Recuando, agora, até à conversa apresentada acima, foi notória a alegria do grupo quando esticámos uma manta no chão e nos deitámos para ouvir a história. Por norma, a hora do conto decorre sempre da mesma forma, sentados no tapete. Tenhamos em consideração que este era um grupo que, inicialmente, era irrequieto, com alguma falta de regras e com pouco interesse pelas atividades que se desenvolviam. Contudo, a hora do conto era dos poucos momentos em que o grupo se envolvia e se interessava. Fazendo uma retrospetiva, esta foi a hora do conto em que o grupo se manteve com mais atenção a ouvir a história. A verdade é que a história em si lhes poderia ter interessado mais do que outras, também por esta estrutura de narrativa ser mais propícia à sua participação. Por outro lado, o facto de termos optado por uma postura diferente também poderá ter despertado mais a sua atenção e estimulado a sua participação.

Ainda relativamente à conversa, mais concretamente à exploração da capa, as crianças identificam que estas personagens poderão ser pai e filho que estão a dançar, não fazendo qualquer referência à sua cor. Em atividades anteriores, como já vimos, foram surgindo personagens que apresentavam tons de pele diferente, em alguns casos, acompanhadas de comentários negativos face às diferenças que eram apresentadas. Depois de termos recorrido a livros e histórias onde eram representadas diversas culturas, este foi o único livro que fez referência a uma única cultura, a de uma família negra. Por este motivo, a atenção do grupo poderia incidir-se na questão da cor das personagens, contudo isto não se verificou.

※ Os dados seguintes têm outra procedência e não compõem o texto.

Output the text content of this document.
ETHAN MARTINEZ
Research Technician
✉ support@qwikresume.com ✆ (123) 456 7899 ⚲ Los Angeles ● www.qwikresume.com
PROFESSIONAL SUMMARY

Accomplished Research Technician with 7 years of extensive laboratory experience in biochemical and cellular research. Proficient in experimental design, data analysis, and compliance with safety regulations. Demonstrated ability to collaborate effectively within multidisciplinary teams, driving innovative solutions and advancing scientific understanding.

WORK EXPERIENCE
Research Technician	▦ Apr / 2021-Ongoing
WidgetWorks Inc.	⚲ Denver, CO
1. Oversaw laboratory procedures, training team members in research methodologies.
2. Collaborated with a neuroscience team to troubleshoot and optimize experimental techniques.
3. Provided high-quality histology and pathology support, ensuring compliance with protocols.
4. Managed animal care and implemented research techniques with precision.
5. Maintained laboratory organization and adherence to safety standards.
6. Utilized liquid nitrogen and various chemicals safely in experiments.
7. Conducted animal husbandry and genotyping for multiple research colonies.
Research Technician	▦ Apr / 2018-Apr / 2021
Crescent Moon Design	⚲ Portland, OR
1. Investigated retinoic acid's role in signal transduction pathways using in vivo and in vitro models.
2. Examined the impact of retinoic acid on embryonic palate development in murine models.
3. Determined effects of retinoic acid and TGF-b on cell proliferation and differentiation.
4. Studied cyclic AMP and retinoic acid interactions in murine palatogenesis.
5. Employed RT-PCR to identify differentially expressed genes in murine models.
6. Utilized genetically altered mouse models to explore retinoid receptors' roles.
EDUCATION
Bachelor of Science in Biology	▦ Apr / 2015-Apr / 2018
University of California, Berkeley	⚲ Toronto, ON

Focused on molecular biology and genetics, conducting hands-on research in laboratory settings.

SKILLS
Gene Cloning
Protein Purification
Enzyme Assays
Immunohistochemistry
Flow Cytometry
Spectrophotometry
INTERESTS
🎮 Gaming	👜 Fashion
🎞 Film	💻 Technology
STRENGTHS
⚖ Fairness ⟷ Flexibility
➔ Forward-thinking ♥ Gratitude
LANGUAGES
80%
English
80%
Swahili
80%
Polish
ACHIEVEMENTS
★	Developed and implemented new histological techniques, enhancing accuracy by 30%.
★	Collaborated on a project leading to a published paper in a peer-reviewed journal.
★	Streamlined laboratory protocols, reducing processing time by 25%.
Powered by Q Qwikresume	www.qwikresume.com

Ao longo da prática de intervenção foram propostas diversas atividades ao grupo, onde se proporcionou o “contacto” com outras culturas e ao longo das quais fomos ouvindo as suas conceções sobre o Outro. Chegando a este momento onde se enfatiza a cultura negra e não existindo opiniões negativas expressas, podemos dizer que, ainda que o tema tenha sido abordado pouco tempo, as crianças se sentiam mais familiarizadas com as diferenças, respeitando-as.

A verdade é que o preconceito não começa nas crianças, mas nos adultos que as rodeiam, despertando-lhes esse sentimento. Mesmo que inconscientemente, os adultos transmitem os seus medos e as suas inseguranças às crianças, que as percecionam também como suas. Neste sentido, importa que tenhamos atenção ao que, muitas vezes sem querer, transmitimos aos mais novos. Livros como o Tanto, Tanto! permitem que a criança contacte com outras culturas, sem que nele estejam discriminadas tradições, religiões ou outro aspeto que as caraterizam. Basta, tal como nesta obra, que se transmitam valores como a união da família, o amor e a amizade.